Рев убиваемого животного вырос в груди, но не вырвался на волю, а лишь заморозил душу. Я оцепенел, превратился в скованный льдом труп.
— А этих три дни, как повесили, — охотно сообщил конвоир. — По личному распоряжению Лорд-мэра. Сектанты, мать их. Отловили в резервации — и в галстуки.
— Двоих? — хрипло спросил я.
— Да. Бабу и мутанта-недоростка. Баба визжала, как свинья, а мутант ничего так держался. Когда ему петлю накинули, стал что-то орать про новый мир и возрождение. Идиот, блядь.
Значит, Марину не поймали. Или — поймали, и она сейчас там, в сырых казематах ОСОБи?
Что мне делать? Куда бежать? Марина!
Я метался в себе, как зверь в клетке. Но снаружи это состояние, видимо, никак не проявлялось, потому что конвоир совершенно спокойно достал из кармана папиросы, закурил, предложил мне. Я выхватил папиросу из желтоватых пальцев.

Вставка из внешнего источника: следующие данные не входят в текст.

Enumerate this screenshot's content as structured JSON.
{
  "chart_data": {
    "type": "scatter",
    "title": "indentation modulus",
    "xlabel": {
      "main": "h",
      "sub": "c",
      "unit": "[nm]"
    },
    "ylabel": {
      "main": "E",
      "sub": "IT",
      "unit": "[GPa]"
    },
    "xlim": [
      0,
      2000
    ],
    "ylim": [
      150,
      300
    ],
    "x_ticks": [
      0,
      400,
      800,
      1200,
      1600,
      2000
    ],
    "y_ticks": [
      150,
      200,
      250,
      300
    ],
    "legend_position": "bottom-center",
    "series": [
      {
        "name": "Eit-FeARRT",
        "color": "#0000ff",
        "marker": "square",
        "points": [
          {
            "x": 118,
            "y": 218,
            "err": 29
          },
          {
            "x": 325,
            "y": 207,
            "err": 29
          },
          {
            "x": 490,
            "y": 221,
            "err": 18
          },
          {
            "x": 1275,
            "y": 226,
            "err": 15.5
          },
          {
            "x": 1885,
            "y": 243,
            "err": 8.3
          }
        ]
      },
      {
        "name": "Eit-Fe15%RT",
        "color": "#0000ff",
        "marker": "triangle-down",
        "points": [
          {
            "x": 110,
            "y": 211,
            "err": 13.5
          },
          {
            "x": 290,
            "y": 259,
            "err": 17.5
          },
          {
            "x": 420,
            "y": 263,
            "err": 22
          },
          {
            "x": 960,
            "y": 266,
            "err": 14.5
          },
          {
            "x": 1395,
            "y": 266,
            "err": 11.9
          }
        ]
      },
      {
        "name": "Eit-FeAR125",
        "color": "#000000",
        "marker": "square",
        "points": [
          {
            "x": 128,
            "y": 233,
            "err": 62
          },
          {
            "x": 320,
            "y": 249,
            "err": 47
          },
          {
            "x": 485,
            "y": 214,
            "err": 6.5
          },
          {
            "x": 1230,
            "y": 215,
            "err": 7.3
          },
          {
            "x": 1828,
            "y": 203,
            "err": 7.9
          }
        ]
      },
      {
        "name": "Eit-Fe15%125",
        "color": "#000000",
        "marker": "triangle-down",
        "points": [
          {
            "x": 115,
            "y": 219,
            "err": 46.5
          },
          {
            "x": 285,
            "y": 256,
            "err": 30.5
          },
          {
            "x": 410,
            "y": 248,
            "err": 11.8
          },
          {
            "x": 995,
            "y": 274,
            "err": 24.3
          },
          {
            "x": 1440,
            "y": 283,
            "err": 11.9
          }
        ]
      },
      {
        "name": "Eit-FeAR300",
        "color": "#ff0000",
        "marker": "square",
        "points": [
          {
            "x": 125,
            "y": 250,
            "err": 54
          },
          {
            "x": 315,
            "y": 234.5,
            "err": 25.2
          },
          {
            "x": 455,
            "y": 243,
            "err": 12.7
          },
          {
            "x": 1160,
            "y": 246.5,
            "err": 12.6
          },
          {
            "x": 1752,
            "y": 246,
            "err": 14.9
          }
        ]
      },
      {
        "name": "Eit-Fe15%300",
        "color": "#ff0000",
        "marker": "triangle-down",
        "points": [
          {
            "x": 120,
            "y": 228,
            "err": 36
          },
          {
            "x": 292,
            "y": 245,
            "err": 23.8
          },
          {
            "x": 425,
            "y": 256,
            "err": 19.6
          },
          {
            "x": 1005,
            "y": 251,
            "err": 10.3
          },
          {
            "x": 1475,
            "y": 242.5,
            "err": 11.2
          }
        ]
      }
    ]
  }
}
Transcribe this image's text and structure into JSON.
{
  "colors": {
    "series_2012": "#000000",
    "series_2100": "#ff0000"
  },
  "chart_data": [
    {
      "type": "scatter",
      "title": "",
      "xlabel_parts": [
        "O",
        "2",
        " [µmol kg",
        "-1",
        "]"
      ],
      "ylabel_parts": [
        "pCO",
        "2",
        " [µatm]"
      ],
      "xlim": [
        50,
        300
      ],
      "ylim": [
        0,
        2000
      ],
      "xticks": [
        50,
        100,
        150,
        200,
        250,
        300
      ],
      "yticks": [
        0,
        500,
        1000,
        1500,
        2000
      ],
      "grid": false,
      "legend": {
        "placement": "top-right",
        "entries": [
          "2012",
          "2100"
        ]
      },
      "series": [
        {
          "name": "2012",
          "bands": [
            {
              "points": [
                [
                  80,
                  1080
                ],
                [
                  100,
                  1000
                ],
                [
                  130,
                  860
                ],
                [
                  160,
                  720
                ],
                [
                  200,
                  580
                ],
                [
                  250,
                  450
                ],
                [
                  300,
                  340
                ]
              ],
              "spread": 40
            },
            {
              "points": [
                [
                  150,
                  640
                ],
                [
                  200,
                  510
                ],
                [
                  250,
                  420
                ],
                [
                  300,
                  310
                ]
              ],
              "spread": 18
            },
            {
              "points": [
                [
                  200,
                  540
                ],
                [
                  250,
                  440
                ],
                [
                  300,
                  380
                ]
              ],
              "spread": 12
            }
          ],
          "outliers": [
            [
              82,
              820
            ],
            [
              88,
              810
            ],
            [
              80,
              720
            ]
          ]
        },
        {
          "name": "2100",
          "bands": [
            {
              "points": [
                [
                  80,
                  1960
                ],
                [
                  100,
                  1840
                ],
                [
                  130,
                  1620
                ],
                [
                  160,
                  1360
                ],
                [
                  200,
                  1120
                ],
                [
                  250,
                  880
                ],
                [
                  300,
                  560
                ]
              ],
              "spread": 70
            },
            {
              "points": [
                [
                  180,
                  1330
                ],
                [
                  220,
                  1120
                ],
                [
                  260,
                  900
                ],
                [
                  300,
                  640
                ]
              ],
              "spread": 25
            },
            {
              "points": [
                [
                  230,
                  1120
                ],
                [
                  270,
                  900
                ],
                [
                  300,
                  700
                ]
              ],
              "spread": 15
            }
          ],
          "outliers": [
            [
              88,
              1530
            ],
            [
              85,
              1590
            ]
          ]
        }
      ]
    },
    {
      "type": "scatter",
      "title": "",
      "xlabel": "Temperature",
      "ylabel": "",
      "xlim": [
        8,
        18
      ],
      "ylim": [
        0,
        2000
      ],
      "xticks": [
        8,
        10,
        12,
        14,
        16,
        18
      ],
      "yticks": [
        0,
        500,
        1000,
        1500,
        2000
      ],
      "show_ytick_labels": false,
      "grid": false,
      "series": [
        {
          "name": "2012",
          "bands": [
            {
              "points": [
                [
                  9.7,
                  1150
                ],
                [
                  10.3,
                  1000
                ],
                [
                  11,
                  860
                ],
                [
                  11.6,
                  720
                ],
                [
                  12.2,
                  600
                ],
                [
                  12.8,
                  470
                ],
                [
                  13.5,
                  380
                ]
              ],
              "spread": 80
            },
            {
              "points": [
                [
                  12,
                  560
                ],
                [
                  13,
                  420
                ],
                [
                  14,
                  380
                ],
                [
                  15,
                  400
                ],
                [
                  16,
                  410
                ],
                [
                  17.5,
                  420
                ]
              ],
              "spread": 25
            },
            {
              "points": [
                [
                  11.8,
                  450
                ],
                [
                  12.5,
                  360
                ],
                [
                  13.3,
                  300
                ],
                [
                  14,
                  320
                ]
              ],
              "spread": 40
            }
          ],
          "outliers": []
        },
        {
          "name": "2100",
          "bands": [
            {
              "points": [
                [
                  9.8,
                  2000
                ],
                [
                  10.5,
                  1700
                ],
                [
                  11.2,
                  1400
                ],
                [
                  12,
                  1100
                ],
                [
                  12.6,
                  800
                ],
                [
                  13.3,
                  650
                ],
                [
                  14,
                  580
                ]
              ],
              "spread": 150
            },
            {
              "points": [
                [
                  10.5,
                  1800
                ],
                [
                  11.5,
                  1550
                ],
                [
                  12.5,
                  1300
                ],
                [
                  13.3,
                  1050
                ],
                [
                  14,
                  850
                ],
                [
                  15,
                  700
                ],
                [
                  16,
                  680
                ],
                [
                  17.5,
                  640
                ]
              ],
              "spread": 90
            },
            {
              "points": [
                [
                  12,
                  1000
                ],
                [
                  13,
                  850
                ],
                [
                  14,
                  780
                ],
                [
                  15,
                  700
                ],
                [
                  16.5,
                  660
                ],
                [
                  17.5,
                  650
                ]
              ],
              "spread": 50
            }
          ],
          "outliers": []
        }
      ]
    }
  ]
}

— Эка ты по табаку изголодался, — посочувствовал конвоир, чиркая зажигалкой.
Я жадно затянулся. Поперхнулся, закашлялся. Снова затянулся. Черт подери, нужно успокоиться. Во что бы то ни стало нужно успокоиться. Марина, возможно, еще жива. Обязана быть живой.
— Пойдем, — потянул меня за рукав конвоир. — Поглазел — и хорош.
— Секунду, браток.
Я шагнул к Христо, посмотрел в искаженное смертью лицо. Заголенные руки трупа в черных пятнах, разрезах. Пытали… ОСОБь всегда пытает. Сказал ли ты им про меня? Верю, что не сказал.
Снова — этот нутряной рев. И как только мое нутро не взрывается?
— Что, трупов никогда не видел? — спросил конвоир и засмеялся.
Еще бы — смешно: в мире зла никогда не видеть трупов.
Я не ответил.
— Идем.
Конвоир зашагал в противоположную от башни сторону.
— Эй, — окликнул я. — Куда тебе приказано меня доставить?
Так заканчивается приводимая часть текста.